REGIONAL airports, including Kerry, Galway, Donegal and Knock, face closure under Government plans to stop funding them in its capital spending programme for the next five years.

Regional airports face closure as funds cut

Under revised plans for the country’s infrastructure, the Government also dropped a number of ambitious transport projects announced with great fanfare in 2005 under the Transport 21 initiative which promised to deliver “world-class transport infrastructure”.

A railway line between Navan and Dublin has been dropped or indefinitely postponed, as has the third phase of the Western rail corridor between Tuam and Claremorris in Galway, which would have connected Limerick and Sligo by rail.
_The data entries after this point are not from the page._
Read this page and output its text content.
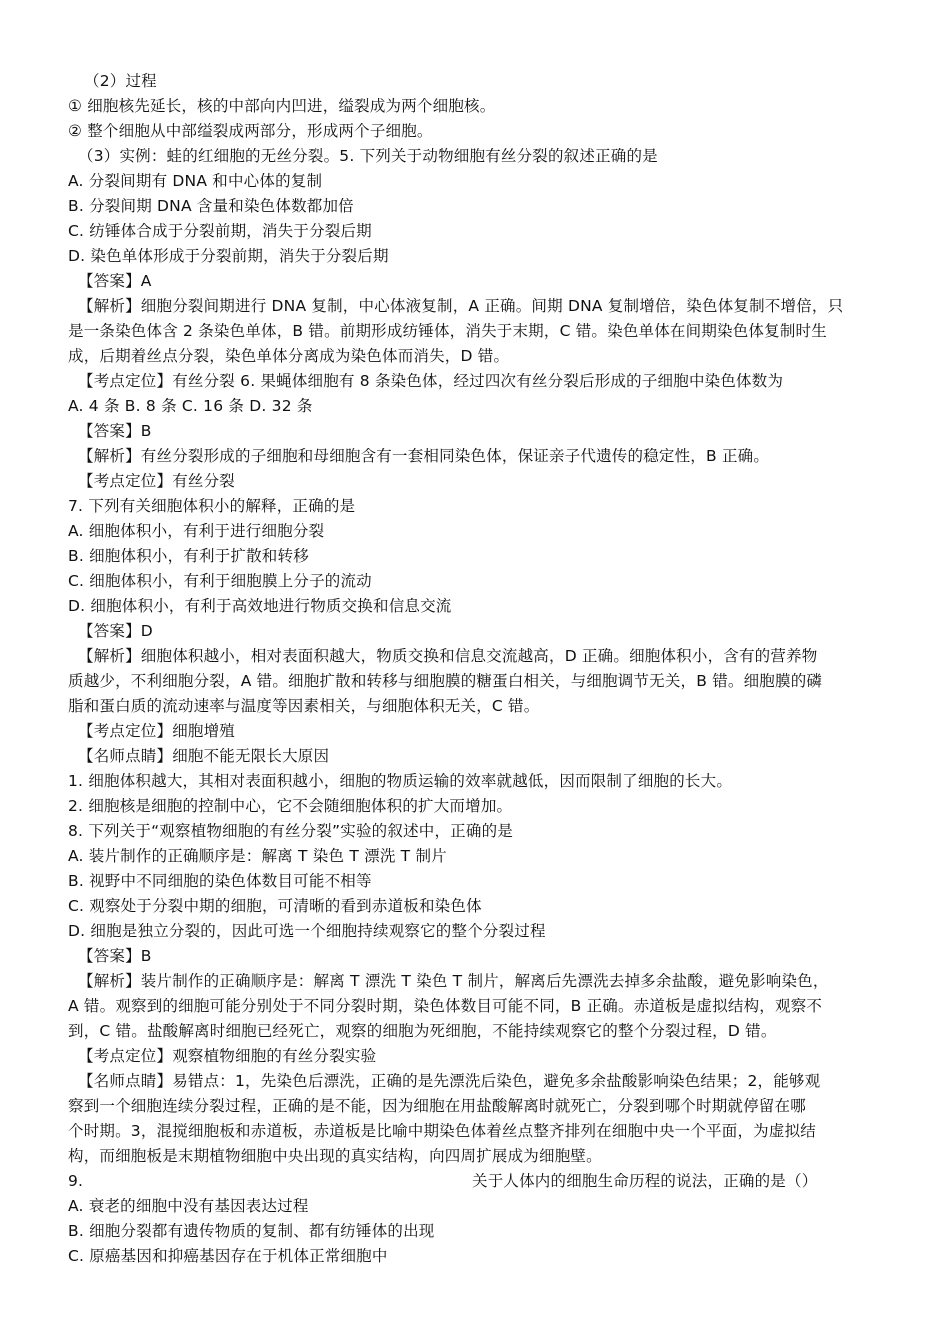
（2）过程
① 细胞核先延长，核的中部向内凹进，缢裂成为两个细胞核。
② 整个细胞从中部缢裂成两部分，形成两个子细胞。
（3）实例：蛙的红细胞的无丝分裂。5. 下列关于动物细胞有丝分裂的叙述正确的是
A. 分裂间期有 DNA 和中心体的复制
B. 分裂间期 DNA 含量和染色体数都加倍
C. 纺锤体合成于分裂前期，消失于分裂后期
D. 染色单体形成于分裂前期，消失于分裂后期
【答案】A
【解析】细胞分裂间期进行 DNA 复制，中心体液复制，A 正确。间期 DNA 复制增倍，染色体复制不增倍，只
是一条染色体含 2 条染色单体，B 错。前期形成纺锤体，消失于末期，C 错。染色单体在间期染色体复制时生
成，后期着丝点分裂，染色单体分离成为染色体而消失，D 错。
【考点定位】有丝分裂 6. 果蝇体细胞有 8 条染色体，经过四次有丝分裂后形成的子细胞中染色体数为
A. 4 条 B. 8 条 C. 16 条 D. 32 条
【答案】B
【解析】有丝分裂形成的子细胞和母细胞含有一套相同染色体，保证亲子代遗传的稳定性，B 正确。
【考点定位】有丝分裂
7. 下列有关细胞体积小的解释，正确的是
A. 细胞体积小，有利于进行细胞分裂
B. 细胞体积小，有利于扩散和转移
C. 细胞体积小，有利于细胞膜上分子的流动
D. 细胞体积小，有利于高效地进行物质交换和信息交流
【答案】D
【解析】细胞体积越小，相对表面积越大，物质交换和信息交流越高，D 正确。细胞体积小，含有的营养物
质越少，不利细胞分裂，A 错。细胞扩散和转移与细胞膜的糖蛋白相关，与细胞调节无关，B 错。细胞膜的磷
脂和蛋白质的流动速率与温度等因素相关，与细胞体积无关，C 错。
【考点定位】细胞增殖
【名师点睛】细胞不能无限长大原因
1. 细胞体积越大，其相对表面积越小，细胞的物质运输的效率就越低，因而限制了细胞的长大。
2. 细胞核是细胞的控制中心，它不会随细胞体积的扩大而增加。
8. 下列关于“观察植物细胞的有丝分裂”实验的叙述中，正确的是
A. 装片制作的正确顺序是：解离 T 染色 T 漂洗 T 制片
B. 视野中不同细胞的染色体数目可能不相等
C. 观察处于分裂中期的细胞，可清晰的看到赤道板和染色体
D. 细胞是独立分裂的，因此可选一个细胞持续观察它的整个分裂过程
【答案】B
【解析】装片制作的正确顺序是：解离 T 漂洗 T 染色 T 制片，解离后先漂洗去掉多余盐酸，避免影响染色，
A 错。观察到的细胞可能分别处于不同分裂时期，染色体数目可能不同，B 正确。赤道板是虚拟结构，观察不
到，C 错。盐酸解离时细胞已经死亡，观察的细胞为死细胞，不能持续观察它的整个分裂过程，D 错。
【考点定位】观察植物细胞的有丝分裂实验
【名师点睛】易错点：1，先染色后漂洗，正确的是先漂洗后染色，避免多余盐酸影响染色结果；2，能够观
察到一个细胞连续分裂过程，正确的是不能，因为细胞在用盐酸解离时就死亡，分裂到哪个时期就停留在哪
个时期。3，混搅细胞板和赤道板，赤道板是比喻中期染色体着丝点整齐排列在细胞中央一个平面，为虚拟结
构，而细胞板是末期植物细胞中央出现的真实结构，向四周扩展成为细胞壁。
9.	关于人体内的细胞生命历程的说法，正确的是（）
A. 衰老的细胞中没有基因表达过程
B. 细胞分裂都有遗传物质的复制、都有纺锤体的出现
C. 原癌基因和抑癌基因存在于机体正常细胞中
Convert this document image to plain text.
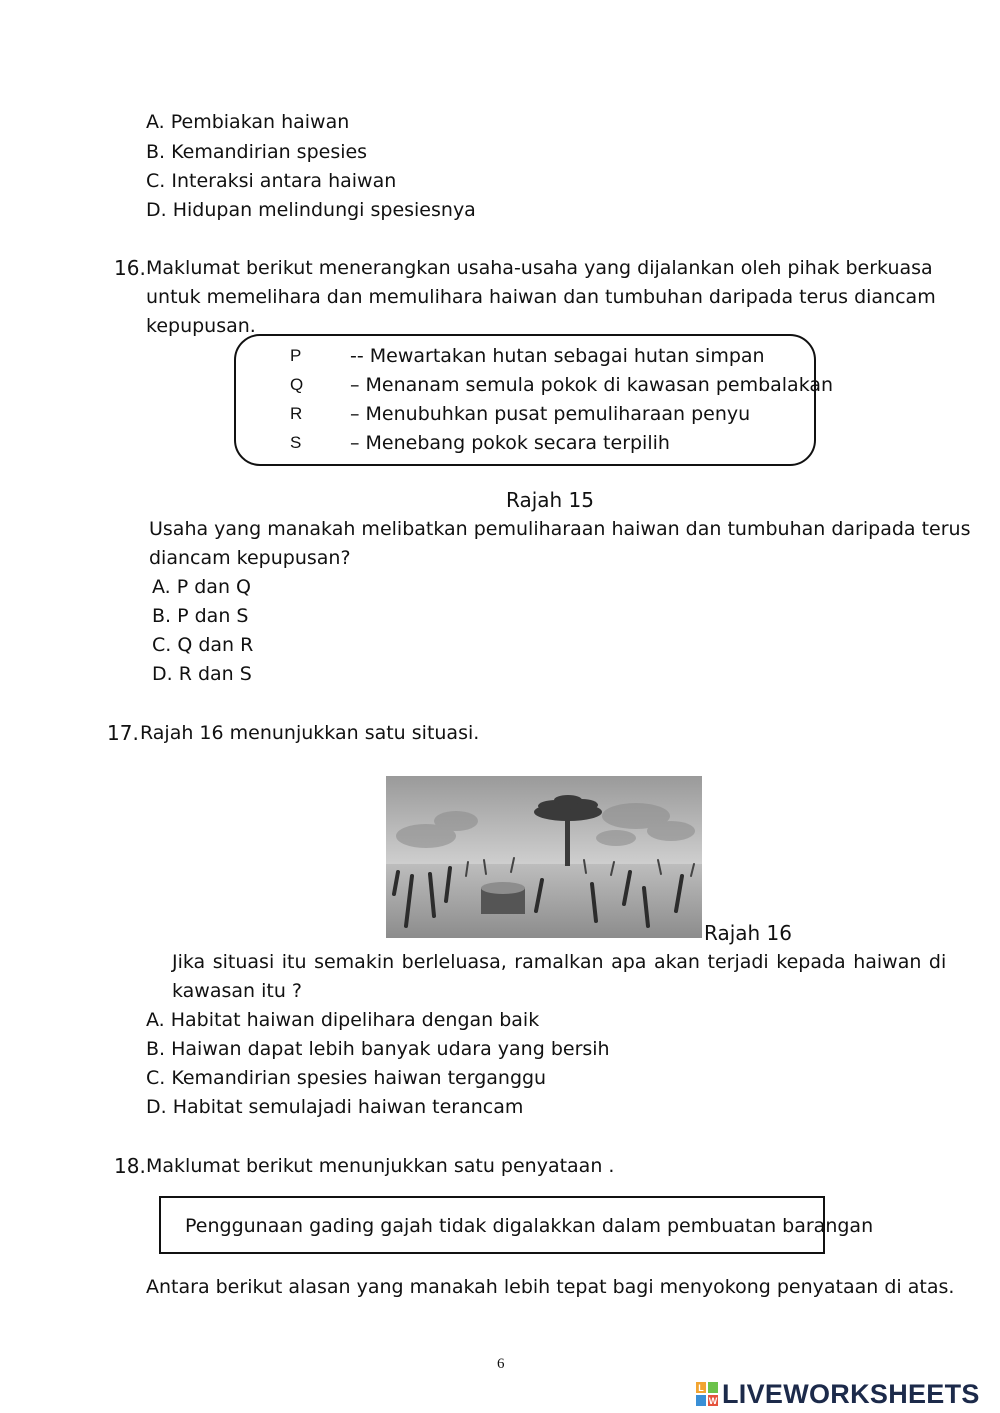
A. Pembiakan haiwan
B. Kemandirian spesies
C. Interaksi antara haiwan
D. Hidupan melindungi spesiesnya
16. Maklumat berikut menerangkan usaha-usaha yang dijalankan oleh pihak berkuasa
untuk memelihara dan memulihara haiwan dan tumbuhan daripada terus diancam
kepupusan.
P	-- Mewartakan hutan sebagai hutan simpan
Q – Menanam semula pokok di kawasan pembalakan
R	– Menubuhkan pusat pemuliharaan penyu
S	– Menebang pokok secara terpilih
Rajah 15
Usaha yang manakah melibatkan pemuliharaan haiwan dan tumbuhan daripada terus
diancam kepupusan?
A. P dan Q
B. P dan S
C. Q dan R
D. R dan S
17. Rajah 16 menunjukkan satu situasi.
Rajah 16
Jika situasi itu semakin berleluasa, ramalkan apa akan terjadi kepada haiwan di
kawasan itu ?
A. Habitat haiwan dipelihara dengan baik
B. Haiwan dapat lebih banyak udara yang bersih
C. Kemandirian spesies haiwan terganggu
D. Habitat semulajadi haiwan terancam
18. Maklumat berikut menunjukkan satu penyataan .
Penggunaan gading gajah tidak digalakkan dalam pembuatan barangan
Antara berikut alasan yang manakah lebih tepat bagi menyokong penyataan di atas.
6
L
W LIVEWORKSHEETS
The Government has also called a halt to further extensions to the Luas system to City West, Bray and Lucan and a cross-city link between both lines.

A report published yesterday, Infrastructure Investment Priorities 2010-2016, said there is no longer a need for many of the planned transport projects.

“A significant fall in house completions and a reduction in numbers of people commuting owing to increasing unemployment will serve to dampen demand for public transport infrastructure in the short-medium term,” it said.

The Government will “reconsider the policy” of providing financial assistance to help the country’s regional airports, according to yesterday’s report.

A €2 million operational grant for six airports along the west coast is up for renewal at the end of this year.

The state also provides €15m a year to regional airports through what it calls Public Service Obligation (PSO) routes, mostly operated by Aer Arann.

The ending of the PSO routes was recommended by Bord Snip last July and Transport Minister Noel Dempsey said in February last year the subsidies could “no longer be justified”.

Yesterday’s report said: “The case for regional development of airports has been driven more as a supply rather than a demand-led policy, inspired by regional development goals rather than to satisfy the latent demand in the market.”

It said: “Given the much improved road and rail links – it is prudent to reconsider the policy at this time.”